In fact, the Nasdaq’s price-to-earnings ratio today is lower now than it was at the depths of its dot-com unwind, when the Nasdaq 100 declined by nearly 80% from its 2000 peak, he added.

“Nasdaq 100 is cheaper today than at the absolute 70-year low of 2003. Yup, markets crashed worse than dot-com,” Lee said.

This dynamic means tech stocks are likely to stage a considerable bounce before the rest of the market does, according to the note, and the Nasdaq’s recent relative outperformance relative to the S&P 500 over the past week corroborates that view. 

“If anything, this should affirm why the risk/reward in FAANG is attractive. Even anecdotally, the bad news seems priced in,” Lee said, pointing to Microsoft’s stock trading higher after it gave an earnings warning on Thursday due to currency headwinds. 

Additionally, Meta Platforms staged a significant bounce on Thursday after it announced what could be considered bad news in that its COO, Sheryl Sandberg, was stepping down from the company.

This “bad news is priced in” environment will be tested once again on Friday after Tesla’s Elon Musk said he has a bad feeling about the economy and wants to cut 10% of the company’s work force. If Tesla stock ends Friday higher, it would once again back up Lee’s outlook that all the bad news is already priced into the markets.
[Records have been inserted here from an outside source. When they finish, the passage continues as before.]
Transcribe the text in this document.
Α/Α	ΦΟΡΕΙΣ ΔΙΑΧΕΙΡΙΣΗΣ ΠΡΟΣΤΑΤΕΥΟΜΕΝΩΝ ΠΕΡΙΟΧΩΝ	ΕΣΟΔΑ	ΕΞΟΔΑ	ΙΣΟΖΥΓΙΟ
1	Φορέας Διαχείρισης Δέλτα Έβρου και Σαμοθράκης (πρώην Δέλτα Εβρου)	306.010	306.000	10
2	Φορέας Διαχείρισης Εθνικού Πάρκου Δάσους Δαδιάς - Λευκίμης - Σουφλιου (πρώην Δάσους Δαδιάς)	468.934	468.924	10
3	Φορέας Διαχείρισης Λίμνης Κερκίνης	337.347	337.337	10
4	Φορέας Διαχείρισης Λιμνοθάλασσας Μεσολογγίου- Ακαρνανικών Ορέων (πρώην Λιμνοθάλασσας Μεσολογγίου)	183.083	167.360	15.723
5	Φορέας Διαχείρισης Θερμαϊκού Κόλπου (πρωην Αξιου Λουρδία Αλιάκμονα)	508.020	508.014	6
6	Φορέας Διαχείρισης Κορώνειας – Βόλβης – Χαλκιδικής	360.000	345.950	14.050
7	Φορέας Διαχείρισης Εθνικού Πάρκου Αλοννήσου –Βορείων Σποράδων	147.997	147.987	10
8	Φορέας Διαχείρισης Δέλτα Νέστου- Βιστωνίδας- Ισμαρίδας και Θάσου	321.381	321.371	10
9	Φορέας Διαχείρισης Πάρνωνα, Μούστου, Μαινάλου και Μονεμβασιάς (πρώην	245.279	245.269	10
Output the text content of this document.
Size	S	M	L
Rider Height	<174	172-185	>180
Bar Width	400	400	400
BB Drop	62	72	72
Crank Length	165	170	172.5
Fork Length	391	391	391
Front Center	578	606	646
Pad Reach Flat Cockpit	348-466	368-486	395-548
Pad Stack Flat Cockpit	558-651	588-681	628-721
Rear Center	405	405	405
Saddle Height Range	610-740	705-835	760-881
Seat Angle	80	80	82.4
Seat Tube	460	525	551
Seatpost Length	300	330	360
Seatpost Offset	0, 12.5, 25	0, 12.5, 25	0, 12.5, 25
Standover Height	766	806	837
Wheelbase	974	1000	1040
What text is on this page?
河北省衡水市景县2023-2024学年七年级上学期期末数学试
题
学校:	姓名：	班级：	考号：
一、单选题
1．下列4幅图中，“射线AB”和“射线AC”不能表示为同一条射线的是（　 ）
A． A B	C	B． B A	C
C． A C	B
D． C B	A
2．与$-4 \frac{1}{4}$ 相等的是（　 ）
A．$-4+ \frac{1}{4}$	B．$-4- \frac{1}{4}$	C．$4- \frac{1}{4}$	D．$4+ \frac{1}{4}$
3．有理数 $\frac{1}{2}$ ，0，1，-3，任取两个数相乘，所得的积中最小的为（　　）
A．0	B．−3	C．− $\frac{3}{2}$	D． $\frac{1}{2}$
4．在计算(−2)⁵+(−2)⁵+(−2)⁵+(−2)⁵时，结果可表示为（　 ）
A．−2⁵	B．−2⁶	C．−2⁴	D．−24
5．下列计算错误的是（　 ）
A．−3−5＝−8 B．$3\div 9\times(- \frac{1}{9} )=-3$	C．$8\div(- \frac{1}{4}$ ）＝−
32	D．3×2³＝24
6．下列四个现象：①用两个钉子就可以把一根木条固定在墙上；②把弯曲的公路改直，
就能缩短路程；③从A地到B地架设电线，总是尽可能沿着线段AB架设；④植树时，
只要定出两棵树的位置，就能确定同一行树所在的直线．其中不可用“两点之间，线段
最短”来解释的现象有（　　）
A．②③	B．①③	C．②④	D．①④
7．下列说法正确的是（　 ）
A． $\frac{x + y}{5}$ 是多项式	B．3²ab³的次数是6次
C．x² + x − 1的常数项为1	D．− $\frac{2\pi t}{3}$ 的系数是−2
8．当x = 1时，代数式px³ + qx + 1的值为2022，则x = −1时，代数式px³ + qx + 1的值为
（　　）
With Lee leaning bullish into the second half of the year, investors should consider buying tech stocks that trade at considerably depressed valuations, according to the note. He highlighted Meta, Alphabet and Netflix as examples of mega-cap tech stocks that are trading at discounts relative to the S&P 500.

“FAANG and Nasdaq are outright attractive on a valuation basis,” Lee concluded.